American teacher and suffragist

Emily Burton Ketcham (July 16, 1838 – 1907) was an American suffragist.

== Biography ==
Ketcham was born on July 16, 1838, to parents Josiah Burton and Eliza Freeman Burton, pioneers in Grand Rapids. Ketcham graduated from Saint Mark's College, Henrietta Academy and Mary B. Allen's school for girls. At the age of fifteen, Ketcham became a teacher and she married her cousin Augustus Canfield Norton in Grand Rapids on October 2, 1861. After his death, she married Smith G. Ketcham. She first became involved in the women's suffrage movement in 1873. She met with Susan B. Anthony when she lived in Rochester, and developed a lasting friendship with her in the 1890s. In 1893 Ketcham spoke in the Woman's Building at the Chicago World's Fair.

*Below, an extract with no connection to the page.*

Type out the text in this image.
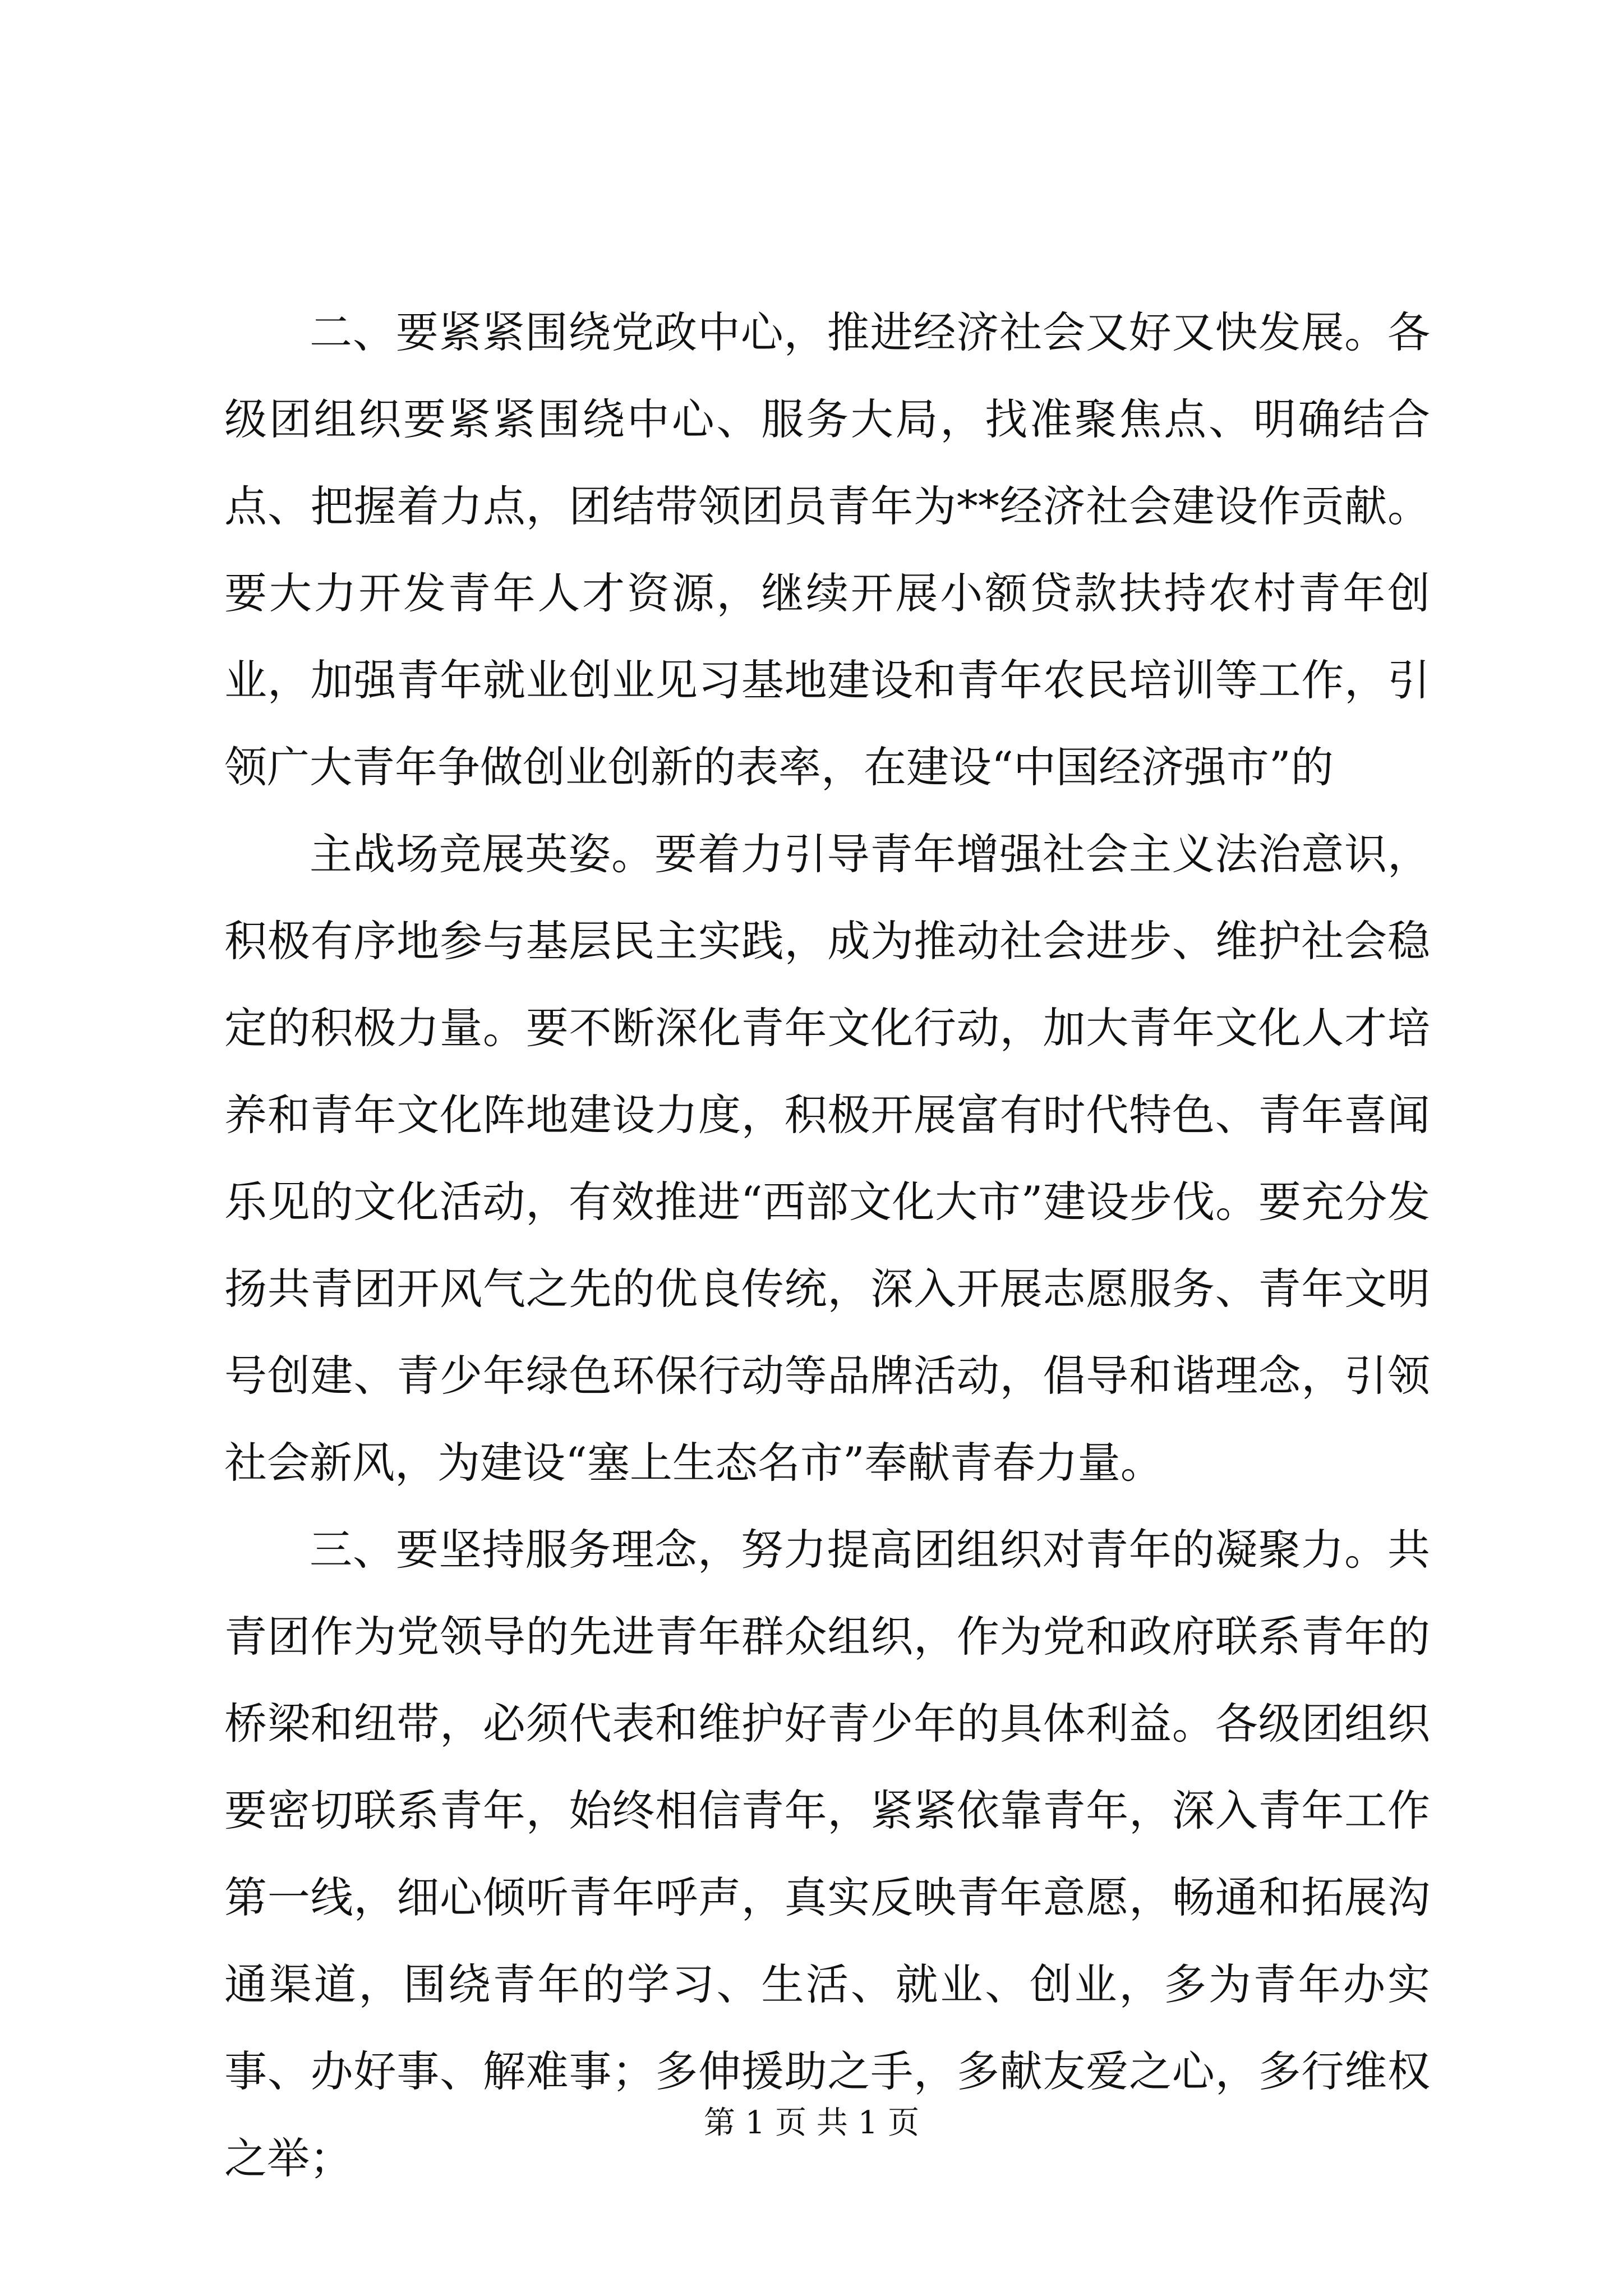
二、要紧紧围绕党政中心，推进经济社会又好又快发展。各级团组织要紧紧围绕中心、服务大局，找准聚焦点、明确结合点、把握着力点，团结带领团员青年为**经济社会建设作贡献。要大力开发青年人才资源，继续开展小额贷款扶持农村青年创业，加强青年就业创业见习基地建设和青年农民培训等工作，引领广大青年争做创业创新的表率，在建设“中国经济强市”的

主战场竞展英姿。要着力引导青年增强社会主义法治意识，积极有序地参与基层民主实践，成为推动社会进步、维护社会稳定的积极力量。要不断深化青年文化行动，加大青年文化人才培养和青年文化阵地建设力度，积极开展富有时代特色、青年喜闻乐见的文化活动，有效推进“西部文化大市”建设步伐。要充分发扬共青团开风气之先的优良传统，深入开展志愿服务、青年文明号创建、青少年绿色环保行动等品牌活动，倡导和谐理念，引领社会新风，为建设“塞上生态名市”奉献青春力量。

三、要坚持服务理念，努力提高团组织对青年的凝聚力。共青团作为党领导的先进青年群众组织，作为党和政府联系青年的桥梁和纽带，必须代表和维护好青少年的具体利益。各级团组织要密切联系青年，始终相信青年，紧紧依靠青年，深入青年工作第一线，细心倾听青年呼声，真实反映青年意愿，畅通和拓展沟通渠道，围绕青年的学习、生活、就业、创业，多为青年办实事、办好事、解难事；多伸援助之手，多献友爱之心，多行维权之举；

第 1 页 共 1 页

On April 27, 1899, the Women's National Suffrage Association held its annual meeting in Grand Rapids, Michigan, at the urging of Ketcham, the only time that the meeting would be held in Michigan. Ketcham was heavily involved with the Grand Rapids Woman's Suffrage Association, The Political Equality Club, The Susan B. Anthony Club, The Woman's Civic League and the Woman's and Children's Protective League. A charter member of the Michigan Equal Suffrage Association, she would serve as its president from 1892-1893, and again in 1900. She died on January 13, 1907, in Detroit, Michigan.

Ketcham was inducted into the Michigan Women's Hall of Fame in 1999.